Performance: Part 1
The performance was tested on the i9-7900X processor, 32GB and 64GB quad channel memory kits and EVGA GTX1080Ti graphics card. For storage, tests were used three drives, HyperX Savage 240GB SATA SSD, Patriot Hellfire 240GB NVMe SSD and Lexar DD512 Professional USB 3.0.
There were no problems during tests, no thermal or power throttling and no stability issues.
Performance in rendering is about as high as on the best Intel X299 motherboards that we were testing. As you see in the screenshot, the motherboard was keeping the quite low voltage of 1.12V. Actually, there are two turbo modes on this motherboard. One is typical turbo and another one is efficiency turbo mode. The difference is in average power consumption and generated heat while performance is not much different under typical load. When CPU is under full load then both modes offer the same maximum performance.
The 7-Zip benchmark is also showing high performance. Here except CPU performance also memory and cache highly affect calculation time.
In PCMark 10 scores are as expected, at a high level.

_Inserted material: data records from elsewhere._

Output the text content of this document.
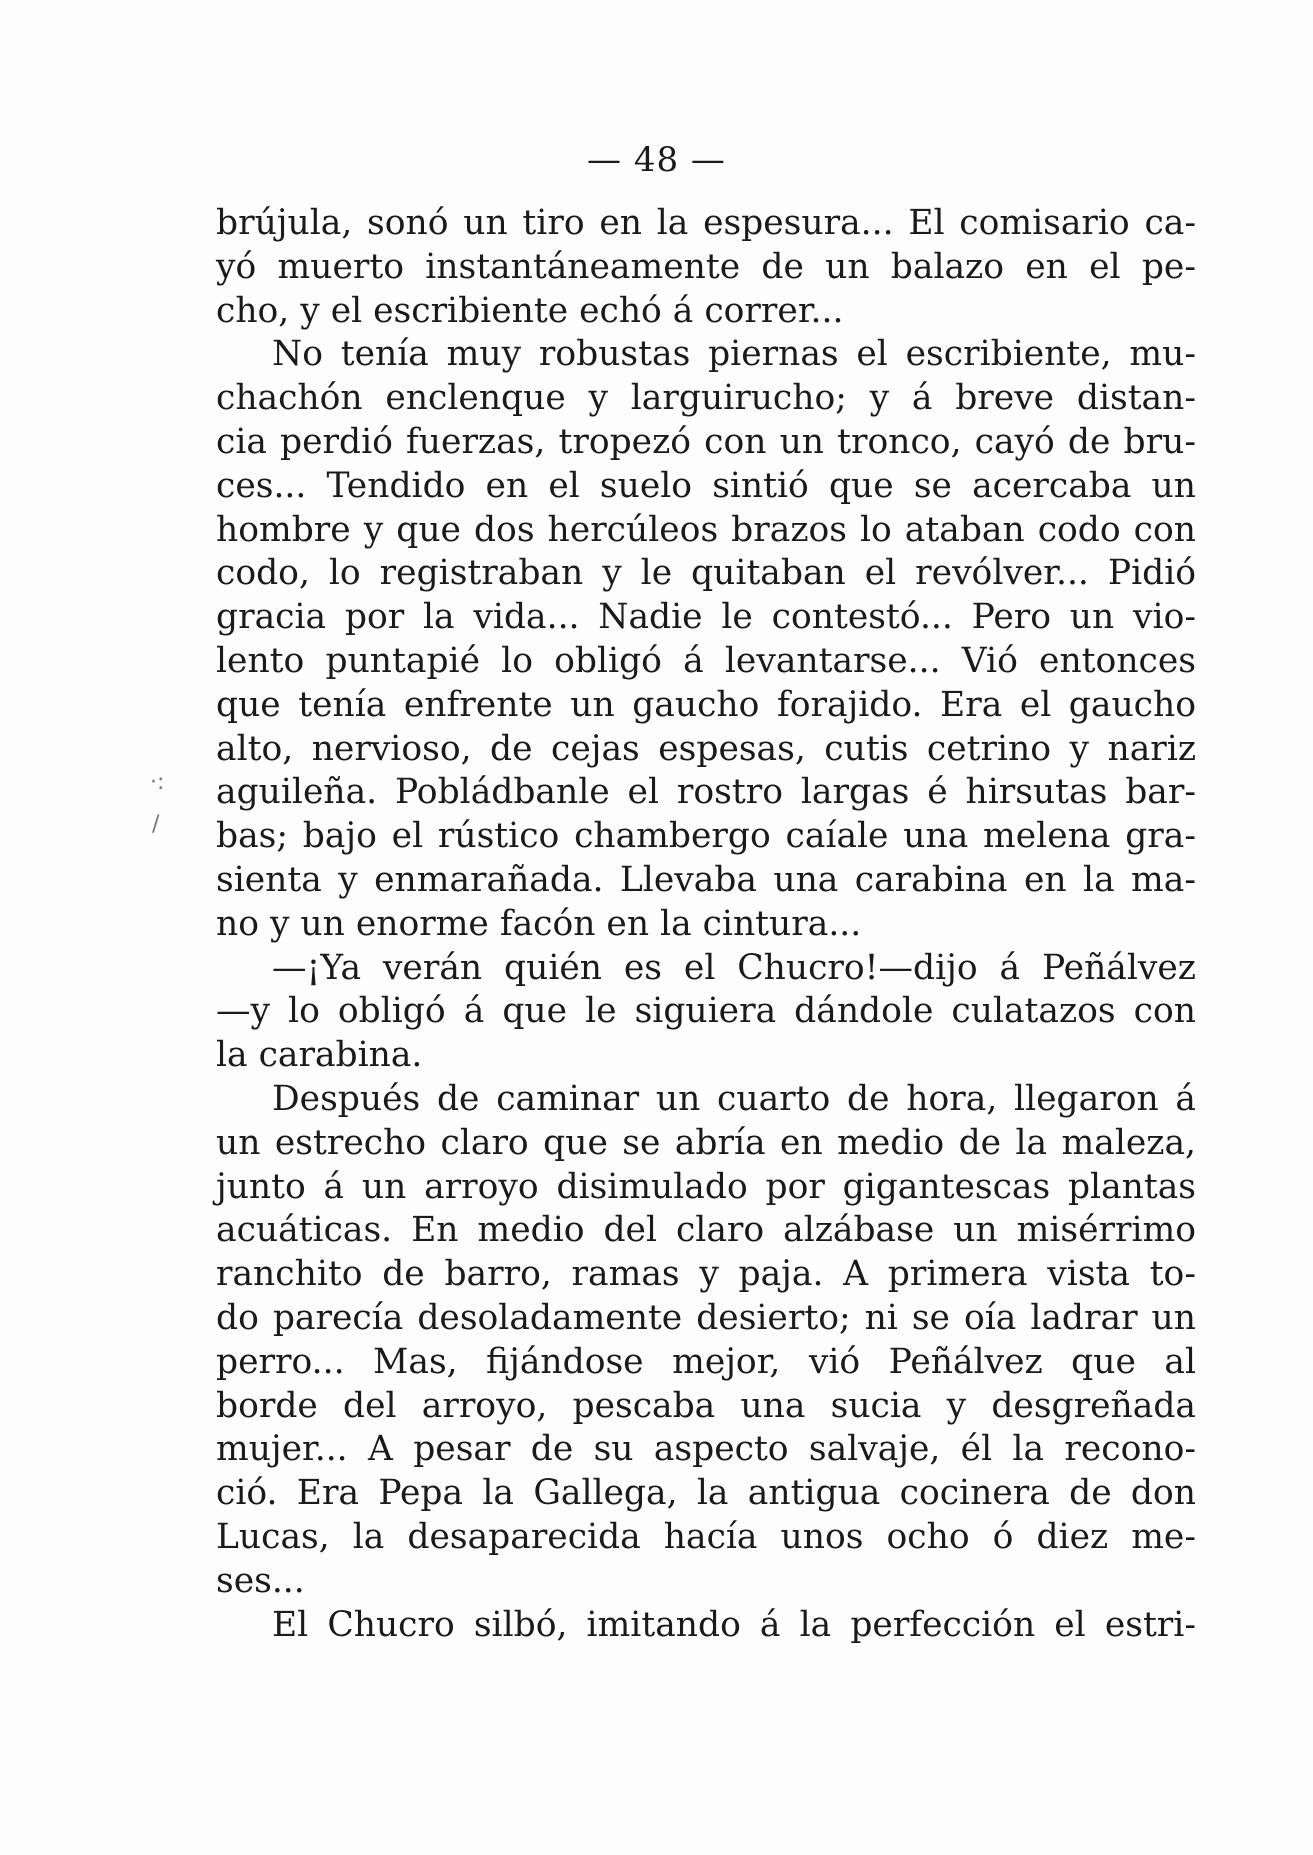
— 48 —
brújula, sonó un tiro en la espesura... El comisario ca-
yó muerto instantáneamente de un balazo en el pe-
cho, y el escribiente echó á correr...
No tenía muy robustas piernas el escribiente, mu-
chachón enclenque y larguirucho; y á breve distan-
cia perdió fuerzas, tropezó con un tronco, cayó de bru-
ces... Tendido en el suelo sintió que se acercaba un
hombre y que dos hercúleos brazos lo ataban codo con
codo, lo registraban y le quitaban el revólver... Pidió
gracia por la vida... Nadie le contestó... Pero un vio-
lento puntapié lo obligó á levantarse... Vió entonces
que tenía enfrente un gaucho forajido. Era el gaucho
alto, nervioso, de cejas espesas, cutis cetrino y nariz
aguileña. Pobládbanle el rostro largas é hirsutas bar-
bas; bajo el rústico chambergo caíale una melena gra-
sienta y enmarañada. Llevaba una carabina en la ma-
no y un enorme facón en la cintura...
—¡Ya verán quién es el Chucro!—dijo á Peñálvez
—y lo obligó á que le siguiera dándole culatazos con
la carabina.
Después de caminar un cuarto de hora, llegaron á
un estrecho claro que se abría en medio de la maleza,
junto á un arroyo disimulado por gigantescas plantas
acuáticas. En medio del claro alzábase un misérrimo
ranchito de barro, ramas y paja. A primera vista to-
do parecía desoladamente desierto; ni se oía ladrar un
perro... Mas, fijándose mejor, vió Peñálvez que al
borde del arroyo, pescaba una sucia y desgreñada
mujer... A pesar de su aspecto salvaje, él la recono-
ció. Era Pepa la Gallega, la antigua cocinera de don
Lucas, la desaparecida hacía unos ocho ó diez me-
ses...
El Chucro silbó, imitando á la perfección el estri-
·:
/
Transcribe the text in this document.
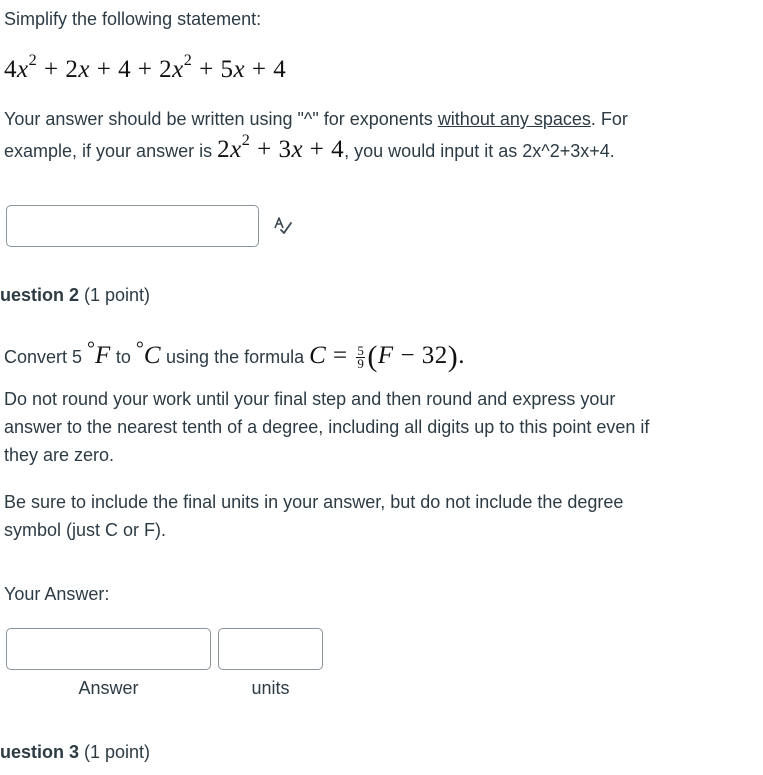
Simplify the following statement:
$4x^2 + 2x + 4 + 2x^2 + 5x + 4$
Your answer should be written using "^" for exponents without any spaces. For
example, if your answer is $2x^2 + 3x + 4$, you would input it as 2x^2+3x+4.
uestion 2 (1 point)
Convert 5 °F to °C using the formula $C = \frac{5}{9} (F - 32)$.
Do not round your work until your final step and then round and express your
answer to the nearest tenth of a degree, including all digits up to this point even if
they are zero.
Be sure to include the final units in your answer, but do not include the degree
symbol (just C or F).
Your Answer:
Answer	units
uestion 3 (1 point)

Also, memory and cache performance is as high as expected. Recently we had a chance to test a couple of motherboards based on the X299 chipset and the best results were close to what we see on the C9X299-PG300. Result in AIDA64 Cache & Memory Benchmark was made on Ballistix Elite 4x16GB DDR4-3000 memory kit. As you can see there were no issues with XMP profile. Also, other memory kits were working without issues. I can only add to the list Patriot Viper 4 DDR4-3733 or Ballistix Tactical Tracer RGB DDR4-2666.
Below are two new benchmarks from AIDA64 – Ray-Trace. There is also AES benchmark. The C9X299-PG300 performs well in all these tests.